Travailler, avoir un emploi, exercer un métier
Dans le chapitre sur la croissance économique, nous avons déjà croisé le travail.
Mais nous l’avons surtout croisé comme un facteur de production.
Un élément utilisé pour produire.
Avec le capital, les machines, les bâtiments, les outils, avec l’organisation, avec le progrès technique.
Bref, nous avons regardé le travail avec les lunettes de l’économiste.
Des lunettes utiles même si elle manque parfois d'humanité.
Parce qu'avec ces lunettes le travail devient surtout une affaire de quantité : un nombre d’heures, un nombre de travailleurs. Une contribution à la production. Une variable dans un raisonnement sur l'augmentation des richesses créées.
Une affaire de qualité aussi quand on parle de développement du capital humain.
Et c’est nécessaire.
C'est nécessaire, mais ce n’est pas suffisant.
Car le travail, ce n’est pas seulement une ressource productive.
C’est aussi une expérience sociale.
C’est du temps passé. De la fatigue. Des compétences. Des contraintes. Une hiérarchie. Des collègues. Une reconnaissance... ou son absence. Un revenu. Une place.
Parfois une fierté. Parfois une souffrance... Et parfois les deux, dans la même journée.
Nous avons aussi vu que la croissance et le progrès technique pouvaient transformer la structure des emplois.
Ils peuvent créer de nouvelles activités. Ils peuvent en faire disparaître d’autres. Ils peuvent favoriser les travailleurs qualifiés. Ils peuvent fragiliser certains travailleurs moins qualifiés ou certaines professions intermédiaires.
Ils peuvent produire de la polarisation des emplois.
En haut, des emplois qualifiés, souvent mieux rémunérés. En bas, des emplois de services moins qualifiés, souvent plus fragiles. Et au milieu, des emplois intermédiaires qui peuvent être transformés, réduits, automatisés, déplacés.
Donc nous avons déjà entrouvert une porte. Maintenant, il faut l’ouvrir davantage.
Il faut passer d’une approche seulement économique du travail à une approche plus large, une approche sociologique.
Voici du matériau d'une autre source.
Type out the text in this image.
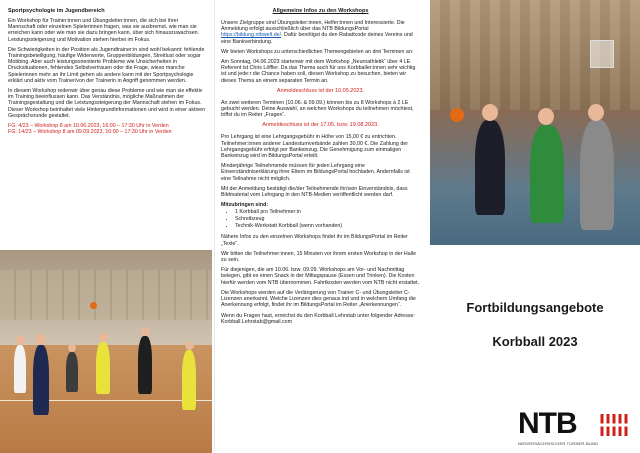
Sportpsychologie im Jugendbereich

Ein Workshop für Trainer:innen und Übungsleiter:innen, die sich bei ihrer Mannschaft oder einzelnen Spielerinnen fragen, was sie ausbremst, wie man sie erreichen kann oder wie man sie dazu bringen kann, über sich hinauszuwachsen. Leistungssteigerung und Motivation stehen hierbei im Fokus.

Die Schwierigkeiten in der Position als Jugendtrainer:in sind wohl bekannt: fehlende Trainingsbeteiligung, häufige Widerworte, Gruppenbildungen, Streitlust oder sogar Mobbing. Aber auch leistungsorientierte Probleme wie Unsicherheiten in Drucksituationen, fehlendes Selbstvertrauen oder die Frage, wieso manche Spielerinnen mehr an ihr Limit gehen als andere kann mit der Sportpsychologie erklärt und aktiv vom Trainer/von der Trainerin in Angriff genommen werden.

In diesem Workshop redenwir über genau diese Probleme und wie man sie effektiv im Training beeinflussen kann. Das Verständnis, mögliche Maßnahmen der Trainingsgestaltung und die Leistungssteigerung der Mannschaft stehen im Fokus. Dieser Workshop beinhaltet viele Hintergrundinformationen und wird in einer aktiven Gesprächsrunde gestaltet.

FG: 4/23 – Workshop 8 am 10.06.2023, 16:00 – 17:30 Uhr in Verden
FG: 14/23 – Workshop 8 am 09.09.2023, 16:00 – 17:30 Uhr in Verden
Allgemeine Infos zu den Workshops

Unsere Zielgruppe sind Übungsleiter:innen, Helfer:innen und Interessierte. Die Anmeldung erfolgt ausschließlich über das NTB BildungsPortal https://bildung.ntbwelt.de/. Dafür benötigst du den Rabattcode deines Vereins und eine Bankverbindung.

Wir bieten Workshops zu unterschiedlichen Themengebieten an drei Terminen an:

Am Sonntag, 04.06.2023 startenwir mit dem Workshop „Neuroathletik“ über 4 LE. Referent ist Chris Löffler. Da das Thema auch für uns Korbballer:innen sehr wichtig ist und jede:r die Chance haben soll, diesen Workshop zu besuchen, bieten wir dieses Thema an einem separaten Termin an.

Anmeldeschluss ist der 10.05.2023.

An zwei weiteren Terminen (10.06. & 09.09.) können bis zu 8 Workshops á 2 LE gebucht werden. Deine Auswahl, an welchen Workshops du teilnehmen möchtest, triffst du im Reiter „Fragen“.

Anmeldeschluss ist der 17.05. bzw. 19.08.2023.

Pro Lehrgang ist eine Lehrgangsgebühr in Höhe von 15,00 € zu entrichten. Teilnehmer:innen anderer Landesturnverbände zahlen 30,00 €. Die Zahlung der Lehrgangsgebühr erfolgt per Bankeinzug. Die Genehmigung zum einmaligen Bankeinzug wird im BildungsPortal erteilt.

Minderjährige Teilnehmende müssen für jeden Lehrgang eine Einverständniserklärung ihrer Eltern im BildungsPortal hochladen. Andernfalls ist eine Teilnahme nicht möglich.

Mit der Anmeldung bestätigt die/der Teilnehmende ihr/sein Einverständnis, dass Bildmaterial vom Lehrgang in den NTB-Medien veröffentlicht werden darf.

Mitzubringen sind:

• 1 Korbball pro Teilnehmer:in
• Schreibzeug
• Technik-Werkstatt Korbball (wenn vorhanden)

Nähere Infos zu den einzelnen Workshops findet ihr im BildungsPortal im Reiter „Texte“.

Wir bitten die Teilnehmer:innen, 15 Minuten vor ihrem ersten Workshop in der Halle zu sein.

Für diejenigen, die am 10.06. bzw. 09.09. Workshops am Vor- und Nachmittag belegen, gibt es einen Snack in der Mittagspause (Essen und Trinken). Die Kosten hierfür werden vom NTB übernommen. Fahrtkosten werden vom NTB nicht erstattet.

Die Workshops werden auf die Verlängerung von Trainer C- und Übungsleiter C-Lizenzen anerkannt. Welche Lizenzen dies genaus ind und in welchem Umfang die Anerkennung erfolgt, findet ihr im BildungsPortal im Reiter „Anerkennungen“.

Wenn du Fragen hast, erreichst du den Korbball Lehrstab unter folgender Adresse: Korbball.Lehrstab@gmail.com

Fortbildungsangebote
Korbball 2023
NTB
NIEDERSÄCHSISCHER TURNER-BUND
Autrement dit, il ne s’agit plus seulement de se demander :
Combien le travail contribue-t-il à la production ?
Et c'est très laid comme formulation mais c'est juste si vous vous souvenez de notre réflexion sur les contributions à la croissance.
Il faut aussi se demander :
Comment le travail est-il organisé ? Dans quelles conditions travaille-t-on ? Quels statuts protègent les travailleurs, ou ne les protègent pas ? Qu’est-ce qu’un emploi stable ? Qu’est-ce qu’un emploi précaire ? Comment le numérique transforme-t-il le travail et l’emploi ? Le travail reste-t-il une source d’intégration sociale ?
Et pourquoi les mutations de l'emploi peuvent devenir une source d’incertitude, de fatigue, de déclassement ou d’isolement ?
Pour avancer, il faudra d’abord éviter une confusion.
Une confusion classique. Donc une confusion dangereuse.
Parce qu'avant de parler des mutations du travail et de l’emploi, il faut commencer par les mots.
Travail. Emploi. Activité... Profession aussi.
Quatre mots proches. Liés.
Mais pas quatre synonymes.
Et ce n’est pas une subtilité de professeur qui aime découper les cheveux en quatre, même si je reconnais avoir quelques dispositions naturelles pour ce genre d’activité.
Ces mots désignent des réalités différentes.
On peut travailler sans avoir un emploi.
On peut même être un actif, au sens administratif du terme, sans occuper un emploi.
On peut exercer une profession dans des conditions d’emploi très différentes.
Et on peut garder le même métier tout en voyant son travail complètement transformé.
Voilà pourquoi nous allons commencer simplement.
Par définir.
Pas pour ranger les personnes dans des cases.
Mais pour éviter que les cases nous empêchent de comprendre les personnes.